San Juan nos permite disfrutar hoy de teología de la buena.

Jesucristo es enviado del Padre. Dos veces cita hoy el Señor ese verbo. Describe una de las verdades teológicas más bellas: la de las misiones divinas, el envío del Hijo y el envío del Espíritu Santo. El Padre, como origen de todo, no es enviado, sino que envía a las otras dos Personas de la Trinidad.

Hay un envío visible y otro invisible. El «visible» hace referencia a que es captable por los sentidos, tiene un componente material, espacio-temporal: se puede ver, tocar, sentir.
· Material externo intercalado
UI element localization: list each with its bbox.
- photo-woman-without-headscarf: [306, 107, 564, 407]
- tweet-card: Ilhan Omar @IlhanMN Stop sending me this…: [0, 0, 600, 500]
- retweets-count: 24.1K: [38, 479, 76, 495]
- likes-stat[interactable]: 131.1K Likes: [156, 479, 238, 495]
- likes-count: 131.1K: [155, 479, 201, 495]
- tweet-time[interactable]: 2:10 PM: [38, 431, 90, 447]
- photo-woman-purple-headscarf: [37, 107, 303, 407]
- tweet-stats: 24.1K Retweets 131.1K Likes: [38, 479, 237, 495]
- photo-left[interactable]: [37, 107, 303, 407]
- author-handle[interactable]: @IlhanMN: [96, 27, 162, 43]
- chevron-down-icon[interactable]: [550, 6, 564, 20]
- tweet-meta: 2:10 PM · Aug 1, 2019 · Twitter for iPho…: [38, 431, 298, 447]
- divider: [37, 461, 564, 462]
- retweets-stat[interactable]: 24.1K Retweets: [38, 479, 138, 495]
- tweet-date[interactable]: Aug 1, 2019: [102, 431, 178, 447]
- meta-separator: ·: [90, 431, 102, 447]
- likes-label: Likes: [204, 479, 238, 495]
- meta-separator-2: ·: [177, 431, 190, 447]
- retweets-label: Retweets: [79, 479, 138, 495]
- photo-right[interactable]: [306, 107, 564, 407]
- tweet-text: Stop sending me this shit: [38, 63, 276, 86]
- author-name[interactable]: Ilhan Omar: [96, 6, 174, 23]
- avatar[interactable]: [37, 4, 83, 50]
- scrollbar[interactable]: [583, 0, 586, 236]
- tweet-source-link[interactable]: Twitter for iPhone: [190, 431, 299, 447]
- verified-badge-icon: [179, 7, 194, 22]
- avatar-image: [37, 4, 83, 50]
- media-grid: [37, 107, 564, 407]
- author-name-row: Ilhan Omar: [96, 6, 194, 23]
El envío visible del Hijo lo celebraremos justo mañana: el Verbo de Dios se hizo carne. En esos primeros momentos de la concepción y a lo largo de los nueve meses de embarazo, María era portadora de Dios. Sólo una ecografía nos habría permitido contemplar aquellos emocionantes primeros meses en que Dios ya era también humano. Hasta el día del parto, no pudieron contemplar sus ojos. Aquél inolvidable día, que la Iglesia celebra como segunda solemnidad del año —la Pascua de Navidad— pudieron mirar a Dios, tocarle, cogerle, mecerle… El envío visible del Hijo hizo a Dios palpable, audible, en una gruta de Belén de Judá. A partir de ahí y hasta llegar al sepulcro, fueron 33 años, la mayoría ocultos a la historia, donde el Dios de las promesas las hizo todas ellas realidad con una sobreabundancia de gracia insospechada para propios y ajenos a la historia sagrada del pueblo de Israel.

El envío visible del Espíritu se produce de modo solemne en Pentecostés, con las llamaradas de fuego. Encontramos, no obstante, otras manifestaciones anteriores, como su aparición en forma de paloma en el bautismo de Jesús. No obstante, serán las lenguas de fuego y su eficacia sobrenatural en el corazón de los apóstoles lo que inaugura y perpetúa en el tiempo la nueva y definitiva alianza sellada por Cristo en la cruz: la Iglesia nace como una acción del Espíritu que injerta a los creyentes en el corazón mismo de Cristo muerto y resucitado. Queda inaugurada la vocación sobrenatural del hombre: la de ser hijos de Dios.

Una última anotación: el «envío invisible». Éste no es «sensible», sino en el orden espiritual. Se trata ni más ni menos que del don de la gracia que hacer presente a la Trinidad en la vida del hombre. De modo eminente, este envío invisible se produce en los sacramentos, que son una prolongación de la encarnación del Verbo, pero que también ocultan su humanidad. Vivimos en este tiempo de gracia, con un envío constante del Hijo y del Espíritu Santo por parte del Padre. Éste, aunque no es enviado por nadie, también se nos da, se nos regala. Dios Padre, Hijo y Espíritu Santo: he aquí el don más maravilloso que cada día de tu vida, por el don de la gracia, recibes en tu vida. ¡Vaya pasada!